The big graduation ceremonies are missing, yet again, and it’s sad because it marks such an important transition in a young person’s life. The high school or college/university graduation is a Very Big Deal—it’s our general marker of gaining the keys to adulthood. We don’t have elaborate rituals to mark when a child becomes an adult, but we have these institutional milestones.
But however it may be done this year, it’s time to celebrate. It’s time to be done with the studying, the textbooks, and the Zoom classes. It’s time to enjoy a summer before contemplating what’s next. It’s time for congratulations on a job well done, on achieving a major life milestone.

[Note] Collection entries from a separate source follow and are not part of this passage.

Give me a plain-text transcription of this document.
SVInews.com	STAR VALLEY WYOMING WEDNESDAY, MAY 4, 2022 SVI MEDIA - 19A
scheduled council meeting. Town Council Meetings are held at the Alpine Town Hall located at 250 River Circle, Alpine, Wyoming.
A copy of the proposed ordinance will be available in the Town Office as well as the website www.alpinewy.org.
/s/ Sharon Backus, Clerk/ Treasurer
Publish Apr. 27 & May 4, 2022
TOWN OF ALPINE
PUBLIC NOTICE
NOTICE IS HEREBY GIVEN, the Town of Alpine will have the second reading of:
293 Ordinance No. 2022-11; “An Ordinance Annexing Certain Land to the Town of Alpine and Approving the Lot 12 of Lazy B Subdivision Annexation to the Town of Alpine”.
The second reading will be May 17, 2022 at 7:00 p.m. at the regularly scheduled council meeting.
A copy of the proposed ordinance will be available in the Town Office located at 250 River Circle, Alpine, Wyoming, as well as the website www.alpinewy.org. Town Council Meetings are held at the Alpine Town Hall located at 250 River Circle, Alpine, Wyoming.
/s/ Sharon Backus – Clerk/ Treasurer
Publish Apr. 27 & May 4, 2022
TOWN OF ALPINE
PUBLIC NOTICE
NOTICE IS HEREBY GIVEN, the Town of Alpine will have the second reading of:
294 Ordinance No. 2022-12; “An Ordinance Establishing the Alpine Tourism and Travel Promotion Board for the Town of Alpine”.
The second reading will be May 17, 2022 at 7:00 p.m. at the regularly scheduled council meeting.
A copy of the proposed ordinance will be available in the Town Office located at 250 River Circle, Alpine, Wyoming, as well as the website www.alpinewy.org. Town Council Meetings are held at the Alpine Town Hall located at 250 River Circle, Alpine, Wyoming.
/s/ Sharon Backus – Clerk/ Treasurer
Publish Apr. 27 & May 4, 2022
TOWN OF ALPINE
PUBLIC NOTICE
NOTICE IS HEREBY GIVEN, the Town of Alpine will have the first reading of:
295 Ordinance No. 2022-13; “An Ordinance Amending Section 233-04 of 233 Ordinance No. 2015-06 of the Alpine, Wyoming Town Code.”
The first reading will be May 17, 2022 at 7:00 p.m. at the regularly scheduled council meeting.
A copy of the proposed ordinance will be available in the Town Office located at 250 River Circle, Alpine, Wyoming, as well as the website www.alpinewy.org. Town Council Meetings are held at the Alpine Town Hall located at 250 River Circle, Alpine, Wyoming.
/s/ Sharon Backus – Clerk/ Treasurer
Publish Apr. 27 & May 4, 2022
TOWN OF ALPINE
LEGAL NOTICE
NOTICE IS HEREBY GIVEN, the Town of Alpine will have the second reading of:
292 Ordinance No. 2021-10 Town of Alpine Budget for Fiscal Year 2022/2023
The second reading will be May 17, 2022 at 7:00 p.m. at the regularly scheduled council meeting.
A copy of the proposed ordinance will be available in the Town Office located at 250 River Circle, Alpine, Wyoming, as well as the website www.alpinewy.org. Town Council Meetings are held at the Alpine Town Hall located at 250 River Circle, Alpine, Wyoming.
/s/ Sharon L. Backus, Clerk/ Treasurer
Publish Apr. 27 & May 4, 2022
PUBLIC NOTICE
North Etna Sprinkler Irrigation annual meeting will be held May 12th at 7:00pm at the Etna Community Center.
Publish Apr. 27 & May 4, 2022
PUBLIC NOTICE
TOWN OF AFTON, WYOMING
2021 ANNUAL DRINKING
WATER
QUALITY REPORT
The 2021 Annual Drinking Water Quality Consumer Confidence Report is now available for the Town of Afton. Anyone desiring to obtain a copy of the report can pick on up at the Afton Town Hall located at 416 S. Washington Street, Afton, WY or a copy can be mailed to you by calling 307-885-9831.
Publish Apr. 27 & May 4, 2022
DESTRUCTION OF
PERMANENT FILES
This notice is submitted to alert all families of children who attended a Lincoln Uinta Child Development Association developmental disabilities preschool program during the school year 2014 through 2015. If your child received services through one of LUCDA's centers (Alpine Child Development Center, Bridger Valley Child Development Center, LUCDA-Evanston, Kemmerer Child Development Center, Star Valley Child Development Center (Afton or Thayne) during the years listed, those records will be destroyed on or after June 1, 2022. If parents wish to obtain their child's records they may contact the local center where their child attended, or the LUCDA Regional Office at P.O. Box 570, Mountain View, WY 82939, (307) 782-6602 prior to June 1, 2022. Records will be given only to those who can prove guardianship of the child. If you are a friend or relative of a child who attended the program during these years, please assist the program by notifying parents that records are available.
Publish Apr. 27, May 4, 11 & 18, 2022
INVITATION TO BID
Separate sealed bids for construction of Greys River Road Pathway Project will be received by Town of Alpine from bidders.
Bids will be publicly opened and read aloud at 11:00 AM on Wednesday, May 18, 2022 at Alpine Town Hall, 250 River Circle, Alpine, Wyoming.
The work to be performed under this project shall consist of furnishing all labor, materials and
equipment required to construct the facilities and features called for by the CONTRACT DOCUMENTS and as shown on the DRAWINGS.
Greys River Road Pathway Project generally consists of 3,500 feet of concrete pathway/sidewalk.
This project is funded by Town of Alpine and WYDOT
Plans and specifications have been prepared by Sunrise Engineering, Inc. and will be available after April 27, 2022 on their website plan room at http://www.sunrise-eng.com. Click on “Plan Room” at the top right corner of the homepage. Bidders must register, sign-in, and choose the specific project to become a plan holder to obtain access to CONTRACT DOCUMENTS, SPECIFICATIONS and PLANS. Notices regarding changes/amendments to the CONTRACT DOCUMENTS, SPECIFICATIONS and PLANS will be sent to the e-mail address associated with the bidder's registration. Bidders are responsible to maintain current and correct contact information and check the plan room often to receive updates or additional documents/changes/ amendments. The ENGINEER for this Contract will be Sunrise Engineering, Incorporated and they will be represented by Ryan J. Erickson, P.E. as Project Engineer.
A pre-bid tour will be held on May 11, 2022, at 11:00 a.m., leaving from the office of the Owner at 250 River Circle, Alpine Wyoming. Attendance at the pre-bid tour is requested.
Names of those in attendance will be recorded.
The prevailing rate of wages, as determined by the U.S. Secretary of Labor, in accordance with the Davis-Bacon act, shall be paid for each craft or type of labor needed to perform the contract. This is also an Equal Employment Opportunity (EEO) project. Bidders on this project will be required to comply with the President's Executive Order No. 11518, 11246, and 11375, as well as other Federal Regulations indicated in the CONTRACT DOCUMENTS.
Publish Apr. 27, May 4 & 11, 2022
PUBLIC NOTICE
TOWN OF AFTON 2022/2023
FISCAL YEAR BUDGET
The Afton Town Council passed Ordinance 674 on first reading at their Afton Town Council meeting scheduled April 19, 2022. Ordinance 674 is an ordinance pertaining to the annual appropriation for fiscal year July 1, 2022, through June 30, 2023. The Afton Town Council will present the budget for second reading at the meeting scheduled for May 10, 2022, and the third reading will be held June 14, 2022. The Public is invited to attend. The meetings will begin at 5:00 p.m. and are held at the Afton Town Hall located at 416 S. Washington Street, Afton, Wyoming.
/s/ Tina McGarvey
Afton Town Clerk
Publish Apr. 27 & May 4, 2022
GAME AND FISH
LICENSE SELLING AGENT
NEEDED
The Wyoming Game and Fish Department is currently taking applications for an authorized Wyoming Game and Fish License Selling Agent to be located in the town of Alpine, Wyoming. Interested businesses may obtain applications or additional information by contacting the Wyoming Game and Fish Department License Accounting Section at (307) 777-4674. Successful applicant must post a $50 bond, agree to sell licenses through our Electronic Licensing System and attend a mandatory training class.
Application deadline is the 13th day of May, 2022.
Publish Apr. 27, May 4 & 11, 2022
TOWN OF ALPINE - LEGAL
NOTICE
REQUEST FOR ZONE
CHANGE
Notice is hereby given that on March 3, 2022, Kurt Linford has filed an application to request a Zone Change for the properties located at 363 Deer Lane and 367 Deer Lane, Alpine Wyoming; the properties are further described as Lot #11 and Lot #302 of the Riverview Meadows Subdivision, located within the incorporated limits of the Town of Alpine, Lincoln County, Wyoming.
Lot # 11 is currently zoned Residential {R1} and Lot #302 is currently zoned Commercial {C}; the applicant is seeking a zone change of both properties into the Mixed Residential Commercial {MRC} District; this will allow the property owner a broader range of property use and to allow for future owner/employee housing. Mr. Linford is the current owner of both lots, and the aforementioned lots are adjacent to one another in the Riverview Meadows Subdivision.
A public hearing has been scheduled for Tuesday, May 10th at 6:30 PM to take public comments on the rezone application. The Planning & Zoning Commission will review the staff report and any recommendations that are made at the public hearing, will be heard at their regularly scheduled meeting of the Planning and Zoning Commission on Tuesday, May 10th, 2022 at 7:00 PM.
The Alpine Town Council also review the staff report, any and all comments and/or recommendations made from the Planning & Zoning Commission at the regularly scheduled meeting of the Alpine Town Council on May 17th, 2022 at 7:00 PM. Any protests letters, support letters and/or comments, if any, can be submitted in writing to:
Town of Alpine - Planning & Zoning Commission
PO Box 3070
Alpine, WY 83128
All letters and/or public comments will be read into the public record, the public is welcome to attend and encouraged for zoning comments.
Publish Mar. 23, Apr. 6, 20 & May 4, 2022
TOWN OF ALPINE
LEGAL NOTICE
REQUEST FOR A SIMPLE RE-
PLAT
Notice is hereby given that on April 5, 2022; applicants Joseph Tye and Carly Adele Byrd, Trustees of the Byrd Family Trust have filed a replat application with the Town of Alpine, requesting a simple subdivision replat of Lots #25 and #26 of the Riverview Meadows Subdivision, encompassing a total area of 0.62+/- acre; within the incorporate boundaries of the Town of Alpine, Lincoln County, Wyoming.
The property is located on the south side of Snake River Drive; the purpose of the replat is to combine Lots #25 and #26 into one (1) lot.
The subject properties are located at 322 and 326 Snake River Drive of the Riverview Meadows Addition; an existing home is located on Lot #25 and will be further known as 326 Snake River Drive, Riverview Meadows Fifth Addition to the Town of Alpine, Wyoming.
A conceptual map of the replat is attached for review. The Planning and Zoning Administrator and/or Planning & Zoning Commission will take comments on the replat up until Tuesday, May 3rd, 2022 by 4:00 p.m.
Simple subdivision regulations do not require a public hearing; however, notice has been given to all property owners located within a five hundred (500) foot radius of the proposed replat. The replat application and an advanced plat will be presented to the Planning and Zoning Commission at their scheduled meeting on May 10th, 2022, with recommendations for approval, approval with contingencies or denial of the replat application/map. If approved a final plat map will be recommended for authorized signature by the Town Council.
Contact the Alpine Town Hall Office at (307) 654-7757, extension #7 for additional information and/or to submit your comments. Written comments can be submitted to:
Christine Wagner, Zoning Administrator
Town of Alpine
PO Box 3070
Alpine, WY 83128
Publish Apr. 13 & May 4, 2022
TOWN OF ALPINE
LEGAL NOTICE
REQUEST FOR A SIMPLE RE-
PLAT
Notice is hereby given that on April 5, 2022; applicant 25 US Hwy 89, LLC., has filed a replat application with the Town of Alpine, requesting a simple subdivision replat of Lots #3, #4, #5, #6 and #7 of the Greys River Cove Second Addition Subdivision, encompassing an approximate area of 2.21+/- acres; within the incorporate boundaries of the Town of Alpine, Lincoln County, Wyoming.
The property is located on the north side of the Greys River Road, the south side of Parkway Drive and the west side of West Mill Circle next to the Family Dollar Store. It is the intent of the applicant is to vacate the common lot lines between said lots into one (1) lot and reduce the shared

To all the grads, we salute you. You’ve earned it. And you’ve earned it in the soft glow of a computer screen, the disembodied voice of a teacher floating around you. With your camera on or off, your attention sometimes wavering. But you made it. You did it.
And now before you lies a world that is awakening slowly from a pandemic-induced slumber, a world you’re ready to take on with all of the exuberance and energy of youth. Make it yours. Build it better. Sorry about the mess, but please fix our mistakes and the mistakes of those that came before us, well-intentioned but bumbling.
You are the future and you’ve graduated with the bona fides of being the COVID generation. Don’t let that define you—cast it off and make it about what you do, not what was done to you. We’ve all learned lessons through this and not just the academic ones. Apply them and let us build a better society together.
Welcome to what’s next—an agenda that you will write.